IR 35 reforms make PSC intermediary contracting more attractive

Two statutory initiatives have been taken by the government in the Spring budget to make contracting through personal service companies more attractive to both end user clients and contractors.  

The first measure

The first measure was introduced by the Finance Act 2024 provides that where a worker who has been incorrectly treated as self- employed, and the deemed employer therefore had to pay the income tax and NIC on the basis that he or she was as an employee, HMRC can now deduct tax paid by the worker from the tax and NIC due from the deemed employer. Until 6th April 2024 tax and NIC actually paid by the worker and their PSC intermediary could not be offset against the deemed employer’s liability. It means that the cost of the liability is shared more fairly between the deemed employer and the worker.
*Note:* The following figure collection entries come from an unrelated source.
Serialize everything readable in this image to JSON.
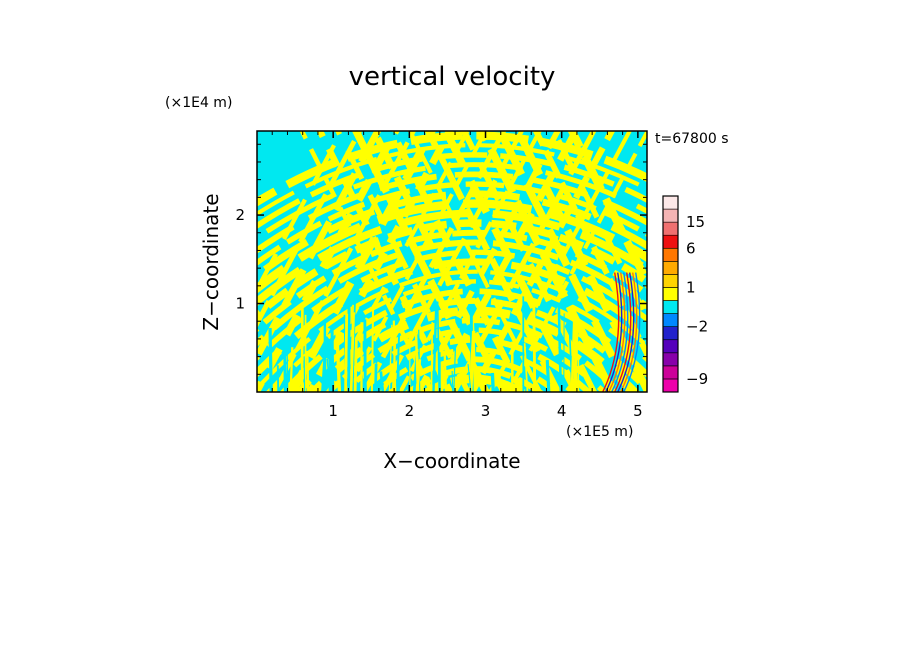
{
  "chart_data": {
    "type": "heatmap",
    "title": "vertical velocity",
    "xlabel": "X−coordinate",
    "ylabel": "Z−coordinate",
    "x_unit": "(×1E5 m)",
    "y_unit": "(×1E4 m)",
    "time_label": "t=67800 s",
    "xlim": [
      0,
      5.12
    ],
    "ylim": [
      0,
      2.95
    ],
    "x_ticks": [
      {
        "value": 1,
        "label": "1"
      },
      {
        "value": 2,
        "label": "2"
      },
      {
        "value": 3,
        "label": "3"
      },
      {
        "value": 4,
        "label": "4"
      },
      {
        "value": 5,
        "label": "5"
      }
    ],
    "y_ticks": [
      {
        "value": 1,
        "label": "1"
      },
      {
        "value": 2,
        "label": "2"
      }
    ],
    "colorbar": {
      "levels": [
        {
          "lo": -12,
          "hi": -9,
          "color": "#ee00aa"
        },
        {
          "lo": -9,
          "hi": -6,
          "color": "#cc0099"
        },
        {
          "lo": -6,
          "hi": -4,
          "color": "#8800aa"
        },
        {
          "lo": -4,
          "hi": -3,
          "color": "#5500bb"
        },
        {
          "lo": -3,
          "hi": -2,
          "color": "#2222cc"
        },
        {
          "lo": -2,
          "hi": -1,
          "color": "#0088ff"
        },
        {
          "lo": -1,
          "hi": 0,
          "color": "#00e8f0"
        },
        {
          "lo": 0,
          "hi": 1,
          "color": "#ffff00"
        },
        {
          "lo": 1,
          "hi": 2,
          "color": "#ffd400"
        },
        {
          "lo": 2,
          "hi": 3,
          "color": "#ffaa00"
        },
        {
          "lo": 3,
          "hi": 6,
          "color": "#ff7700"
        },
        {
          "lo": 6,
          "hi": 10,
          "color": "#ee1111"
        },
        {
          "lo": 10,
          "hi": 15,
          "color": "#f07070"
        },
        {
          "lo": 15,
          "hi": 19,
          "color": "#f4b4b4"
        },
        {
          "lo": 19,
          "hi": 25,
          "color": "#fce8e8"
        }
      ],
      "labels": [
        {
          "value": 15,
          "label": "15"
        },
        {
          "value": 6,
          "label": "6"
        },
        {
          "value": 1,
          "label": "1"
        },
        {
          "value": -2,
          "label": "−2"
        },
        {
          "value": -9,
          "label": "−9"
        }
      ]
    }
  }
}
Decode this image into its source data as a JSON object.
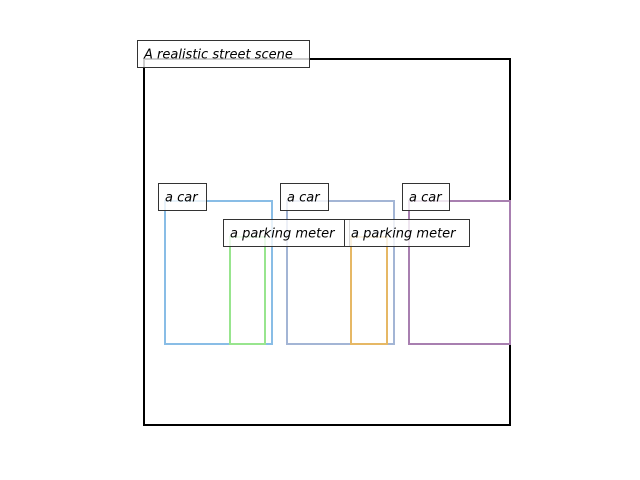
{
  "scene": {
    "title": "A realistic street scene",
    "frame_color": "#000000"
  },
  "objects": [
    {
      "label": "a car",
      "color": "#89bde6"
    },
    {
      "label": "a parking meter",
      "color": "#98e58e"
    },
    {
      "label": "a car",
      "color": "#a3b5d5"
    },
    {
      "label": "a parking meter",
      "color": "#e6b865"
    },
    {
      "label": "a car",
      "color": "#a87fb0"
    }
  ]
}
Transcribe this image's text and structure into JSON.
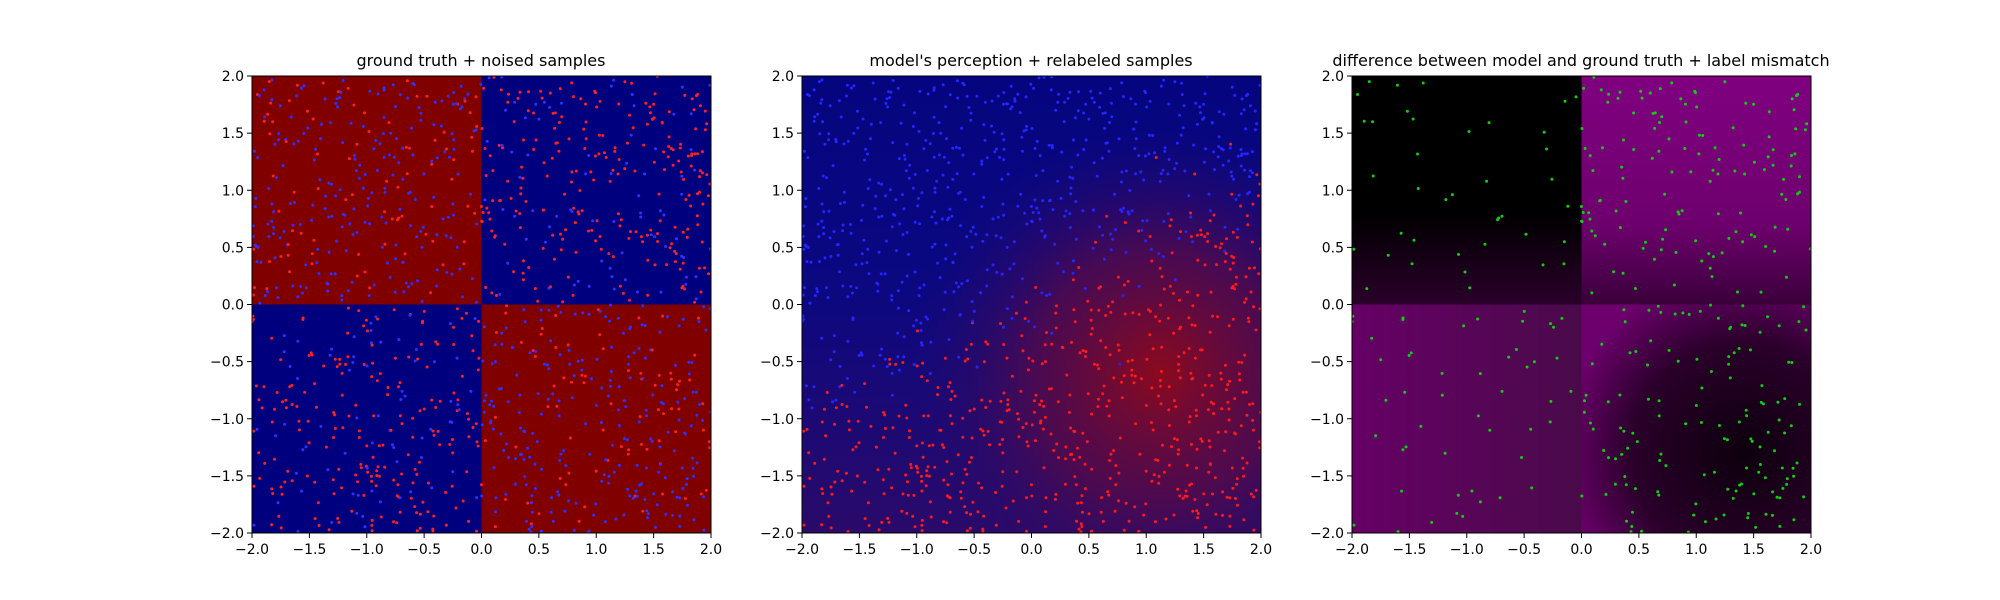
{
  "chart_data": [
    {
      "type": "heatmap",
      "title": "ground truth + noised samples",
      "xlabel": "",
      "ylabel": "",
      "xlim": [
        -2.0,
        2.0
      ],
      "ylim": [
        -2.0,
        2.0
      ],
      "xticks": [
        "−2.0",
        "−1.5",
        "−1.0",
        "−0.5",
        "0.0",
        "0.5",
        "1.0",
        "1.5",
        "2.0"
      ],
      "yticks": [
        "−2.0",
        "−1.5",
        "−1.0",
        "−0.5",
        "0.0",
        "0.5",
        "1.0",
        "1.5",
        "2.0"
      ],
      "background": {
        "pattern": "xor-quadrants",
        "regions": [
          {
            "quadrant": "top-left",
            "color": "#800000"
          },
          {
            "quadrant": "top-right",
            "color": "#00007f"
          },
          {
            "quadrant": "bottom-left",
            "color": "#00007f"
          },
          {
            "quadrant": "bottom-right",
            "color": "#800000"
          }
        ]
      },
      "scatter": {
        "description_colors": [
          "#ff0000",
          "#0000ff"
        ],
        "approx_points": 1200,
        "marker": "dot"
      },
      "grid": false
    },
    {
      "type": "heatmap",
      "title": "model's perception + relabeled samples",
      "xlabel": "",
      "ylabel": "",
      "xlim": [
        -2.0,
        2.0
      ],
      "ylim": [
        -2.0,
        2.0
      ],
      "xticks": [
        "−2.0",
        "−1.5",
        "−1.0",
        "−0.5",
        "0.0",
        "0.5",
        "1.0",
        "1.5",
        "2.0"
      ],
      "yticks": [
        "−2.0",
        "−1.5",
        "−1.0",
        "−0.5",
        "0.0",
        "0.5",
        "1.0",
        "1.5",
        "2.0"
      ],
      "background": {
        "pattern": "smooth-gradient",
        "top_color": "#0d0880",
        "bottom_right_color": "#7a0a1a",
        "bottom_left_color": "#2a0a70"
      },
      "scatter": {
        "colors": [
          "#ff0000",
          "#0000ff"
        ],
        "approx_points": 1200,
        "marker": "dot"
      },
      "grid": false
    },
    {
      "type": "heatmap",
      "title": "difference between model and ground truth + label mismatch",
      "xlabel": "",
      "ylabel": "",
      "xlim": [
        -2.0,
        2.0
      ],
      "ylim": [
        -2.0,
        2.0
      ],
      "xticks": [
        "−2.0",
        "−1.5",
        "−1.0",
        "−0.5",
        "0.0",
        "0.5",
        "1.0",
        "1.5",
        "2.0"
      ],
      "yticks": [
        "−2.0",
        "−1.5",
        "−1.0",
        "−0.5",
        "0.0",
        "0.5",
        "1.0",
        "1.5",
        "2.0"
      ],
      "background": {
        "pattern": "difference-quadrants",
        "regions": [
          {
            "quadrant": "top-left",
            "color": "#000000"
          },
          {
            "quadrant": "top-right",
            "color": "#800080"
          },
          {
            "quadrant": "bottom-left",
            "color": "#5a0a5a"
          },
          {
            "quadrant": "bottom-right",
            "color": "#2a002a"
          }
        ]
      },
      "scatter": {
        "colors": [
          "#00cc00"
        ],
        "approx_points": 320,
        "marker": "dot"
      },
      "grid": false
    }
  ]
}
This is potentially game changing because the double taxation of IR35 under the Off Payroll Working Rules was a problem. HMRC collected more than it should.  It gave risk-averse businesses another reason not to engage contractors because if they were found to be non-compliant HMRC would over tax them. So the result is a significant reduction in the amount of tax due following an “inside IR35” finding being madeThese new rules apply retrospectively to 2017 in the case of public authority clients and to 2021 for medium and large sized private sector clients. 

The second measure 

This is an initiative to crack down on non-compliant umbrella companies who are perceived as having abused their role as intermediaries with responsibility for managing PAYE deductions. Cautious hirers fearful of the risks of incorrect categorisation of a contractor’s tax status have increasingly relied on umbrella companies. This has created a new layer of supply chain challenges so the government has empowered HMRC to transfer the correct tax debt to the end hirer client and others in the contracting chain with a penal rate of 35% of the incorrectly assessed assignment rate as opposed to an IR35 compliant rate of 14% of a correctly assessed assignment rate. The theory behind the initiative is to cause hirers to engage with genuine independent contractors outside of IR35 via PSCs. 

Practical tip

Be open minded about the scope for engaging again with skilled workers who provide their services through intermediate personal service companies or general partnerships. If properly managed you can do so outside of IR35.